Activities for the Easter Holidays

With the Easter holidays approaching there are plenty of reasons to dust off that box of toys, shelf of books and cupboard of games. Everyone looks forward to the holidays, but there are days when the whole family would rather be back at work or school with schedules, routines or workloads for that little bit of discipline and guidance. However, there is no reason that school holidays can’t play out the same way. With a bit of organisation and a lot of inspiration, children can quickly become engaged and entertained.
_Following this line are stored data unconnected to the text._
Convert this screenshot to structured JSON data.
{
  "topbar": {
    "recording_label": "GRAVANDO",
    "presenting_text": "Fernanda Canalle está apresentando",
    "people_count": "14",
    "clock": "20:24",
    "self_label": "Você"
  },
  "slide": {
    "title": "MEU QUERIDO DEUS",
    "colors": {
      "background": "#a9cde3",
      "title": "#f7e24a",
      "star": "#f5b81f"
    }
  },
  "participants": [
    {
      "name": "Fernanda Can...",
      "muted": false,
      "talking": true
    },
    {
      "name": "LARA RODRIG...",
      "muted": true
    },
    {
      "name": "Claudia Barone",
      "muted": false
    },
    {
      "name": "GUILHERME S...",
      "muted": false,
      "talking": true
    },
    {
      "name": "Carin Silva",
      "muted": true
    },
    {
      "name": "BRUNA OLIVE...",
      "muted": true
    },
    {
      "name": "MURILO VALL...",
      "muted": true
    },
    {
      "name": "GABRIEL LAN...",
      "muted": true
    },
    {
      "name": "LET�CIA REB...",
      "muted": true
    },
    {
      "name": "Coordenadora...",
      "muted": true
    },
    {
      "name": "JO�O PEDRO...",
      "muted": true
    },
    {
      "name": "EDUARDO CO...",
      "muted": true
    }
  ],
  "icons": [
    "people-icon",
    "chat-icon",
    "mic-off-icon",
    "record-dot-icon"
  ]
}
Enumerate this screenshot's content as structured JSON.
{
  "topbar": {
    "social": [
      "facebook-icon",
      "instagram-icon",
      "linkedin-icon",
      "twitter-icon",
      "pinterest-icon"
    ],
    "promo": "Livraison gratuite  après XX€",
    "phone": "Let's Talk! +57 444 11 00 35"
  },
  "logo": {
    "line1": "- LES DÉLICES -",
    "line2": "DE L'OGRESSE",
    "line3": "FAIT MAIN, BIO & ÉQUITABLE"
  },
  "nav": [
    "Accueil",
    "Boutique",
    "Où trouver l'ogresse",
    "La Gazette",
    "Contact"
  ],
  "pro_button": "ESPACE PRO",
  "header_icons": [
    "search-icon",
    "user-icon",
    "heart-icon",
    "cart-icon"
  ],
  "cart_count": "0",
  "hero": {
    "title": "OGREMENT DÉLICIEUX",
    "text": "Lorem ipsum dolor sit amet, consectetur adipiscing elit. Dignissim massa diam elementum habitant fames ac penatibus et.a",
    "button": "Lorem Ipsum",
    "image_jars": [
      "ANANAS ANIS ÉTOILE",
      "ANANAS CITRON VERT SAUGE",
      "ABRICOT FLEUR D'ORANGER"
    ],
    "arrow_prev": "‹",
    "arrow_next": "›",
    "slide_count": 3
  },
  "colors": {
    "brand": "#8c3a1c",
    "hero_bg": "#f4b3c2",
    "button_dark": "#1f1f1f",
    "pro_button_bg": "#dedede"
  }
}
Here are some of the best ways to keep them occupied and tantrum-free, no matter what the weather, setting or their energy levels.

 

Indoor ideas

  • A board games session – use this time to reflect upon rules, taking turns, logic, tactics and healthy competition. Whether it’s monopoly or battleships, board games are a great way to have fun while teaching useful skills.
  • An art project – build a diorama, design a robot, make a scrapbook, create a masterpiece with unusual or recyclable materials – whatever the choice, it will be a brilliant way to encourage them to be in charge of what they want to construct. The assignment will test their patience, spatial reasoning, colour matching, numeracy, fine motor skills, design, imagination and creativity.
  • Become an architect or designer – using their imagination and design skills, kids can choose their own setting to create a 2D version of. Whether they have a favourite doll who needs a shopping centre, toy cars that need a streetscape or an army man who must have his own battle scene, let them create their own location on butchers paper. There is hand-eye co-ordination, numeracy, planning and spatial reasoning ready to be exercised.

 

Outdoor activities

  • A big block of ice – freeze the largest container of water you can with food colouring and some of their favourite toys. They can use kid-friendly hammers, chisels or tools to ‘un-pick’ the block and get their things back. This is a great way to exercise patience and precision.
  • Spiderman – using masking tape, string or ribbons to build a spider web between trees or the washing line and the handrails. This can be creative or mathematical depending on the child’s interest levels.
  • Be a noodle – by firstly blowing up some balloons and using some colour pool noodles – kids have the chance to be active and possibly creative by inventing their own game. Take it as it comes based on age and enthusiasm. Some might just prefer to hit the balloons around and test their gross motor skills and hand-eye co-ordination, while older children may engage with creating their own version of shuttlecock or hockey.
  • Bug off – exploring with eager hands and small tools, kids could hunt in the garden to find any insects or bugs they come across. They could build a collection to compete with a friend or sibling for who can find the most. Alternatively, older children could use the internet or books to classify and learn about what they have found. A search and found activity or interesting biology lesson.